The Law Offices of Mark T. Lassiter, which continue in its defense of so many clients who are victims of accident-related injuries, have witnessed how victims undergo the physical, emotional (and even financial) sufferings caused by their injuries. Regardless of who’s at fault – a private individual, a firm or a governmental entity, once injuries are sustained, the liable party will have to do justice; such is what the requires and the law excuses no one.
The annual number of workplace accidents (in the US) that result in injuries dramatically increased during the early 20th century, prompting the government to enact laws intended to ensure financial assistance to injured workers.
One of these laws is the workers’ compensation benefit of 1908, which was a big boost, especially to workers in the construction industry – people who suffered some of the most severe work-related injuries. This benefit, which was required by law on many employers all across the US, included medical care, payment for lost wages, death benefit and specific loss benefits (paid to those suffering from permanent or severe facial neck or head deformity). The website of Scudder & Hedrick, PLLC, states that loss of function of even one body part due to work, even if the loss is not total, also legally entitles the injured worker to receive compensation. Loss of function of a body part includes loss of sense of sight or hearing, or loss of the functioning of the leg, hand, foot, toe, finger, hand or thumb. While the usual amount of compensation is about 2/3 of the employee’s wages, its duration will depend on the particular body part that was injured and the severity of the injury.
Thus, the actual primary aim of the workers’ compensation benefit was to help injured workers financially until the time they are able to return to work. But there have been instances when the injury sustained by the employee renders him/her permanently disabled. In such cases, the benefits may be paid to the employee in lump sum form (the injured employee’s medical records, the cost of future medical treatment and getting temporary employment elsewhere despite the injury, are also considered in the determination of the amount of compensation).

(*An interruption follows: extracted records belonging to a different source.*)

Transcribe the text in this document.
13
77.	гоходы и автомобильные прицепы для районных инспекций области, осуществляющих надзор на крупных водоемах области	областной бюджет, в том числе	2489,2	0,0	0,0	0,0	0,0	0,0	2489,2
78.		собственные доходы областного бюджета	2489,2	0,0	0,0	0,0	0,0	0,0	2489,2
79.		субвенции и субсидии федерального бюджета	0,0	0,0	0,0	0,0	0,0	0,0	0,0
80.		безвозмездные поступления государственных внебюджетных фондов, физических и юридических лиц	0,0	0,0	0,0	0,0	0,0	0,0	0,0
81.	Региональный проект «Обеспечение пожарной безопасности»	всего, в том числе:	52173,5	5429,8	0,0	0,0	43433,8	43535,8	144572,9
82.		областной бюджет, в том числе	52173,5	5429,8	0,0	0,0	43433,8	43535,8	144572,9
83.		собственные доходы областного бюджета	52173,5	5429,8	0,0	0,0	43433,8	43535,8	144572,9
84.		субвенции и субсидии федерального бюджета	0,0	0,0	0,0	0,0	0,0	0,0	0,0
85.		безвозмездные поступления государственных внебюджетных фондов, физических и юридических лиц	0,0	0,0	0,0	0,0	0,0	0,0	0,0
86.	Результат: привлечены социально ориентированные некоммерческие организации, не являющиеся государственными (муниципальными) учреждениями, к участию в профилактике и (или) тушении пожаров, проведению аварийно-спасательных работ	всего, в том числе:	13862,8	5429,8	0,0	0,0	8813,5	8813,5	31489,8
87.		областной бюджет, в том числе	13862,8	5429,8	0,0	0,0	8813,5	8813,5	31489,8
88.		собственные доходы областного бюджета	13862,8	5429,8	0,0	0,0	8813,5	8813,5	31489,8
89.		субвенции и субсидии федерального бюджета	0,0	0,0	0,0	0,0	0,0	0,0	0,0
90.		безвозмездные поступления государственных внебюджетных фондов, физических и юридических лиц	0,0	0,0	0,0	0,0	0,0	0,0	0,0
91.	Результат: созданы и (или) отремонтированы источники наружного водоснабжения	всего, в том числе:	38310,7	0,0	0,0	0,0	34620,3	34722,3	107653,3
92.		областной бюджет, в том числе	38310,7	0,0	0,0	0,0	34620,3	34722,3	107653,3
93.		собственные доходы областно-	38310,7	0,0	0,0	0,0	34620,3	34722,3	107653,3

If the injury will obviously no longer enable the employee to return to his/her previous work, then it would be part of the insurance company’s lawyer’s job to help the injured find alternative work which he/she will be able to perform well. Observing extra caution regarding this may be necessary as assisting you in finding another job may just be a tactic to keep the insurance company from paying the full amount of compensation.
You have shown your commitment in serving your company, despite hazard to your safety and health, without hesitation or delay; in the event of an injury it is only right that your company express its gratitude by awarding you full compensation for your injuries. Sadly, the workers’ compensation claims can be difficult to apply for correctly. A Massachusetts personal injury attorney can help you understand the process and the methods by which these applications are submitted.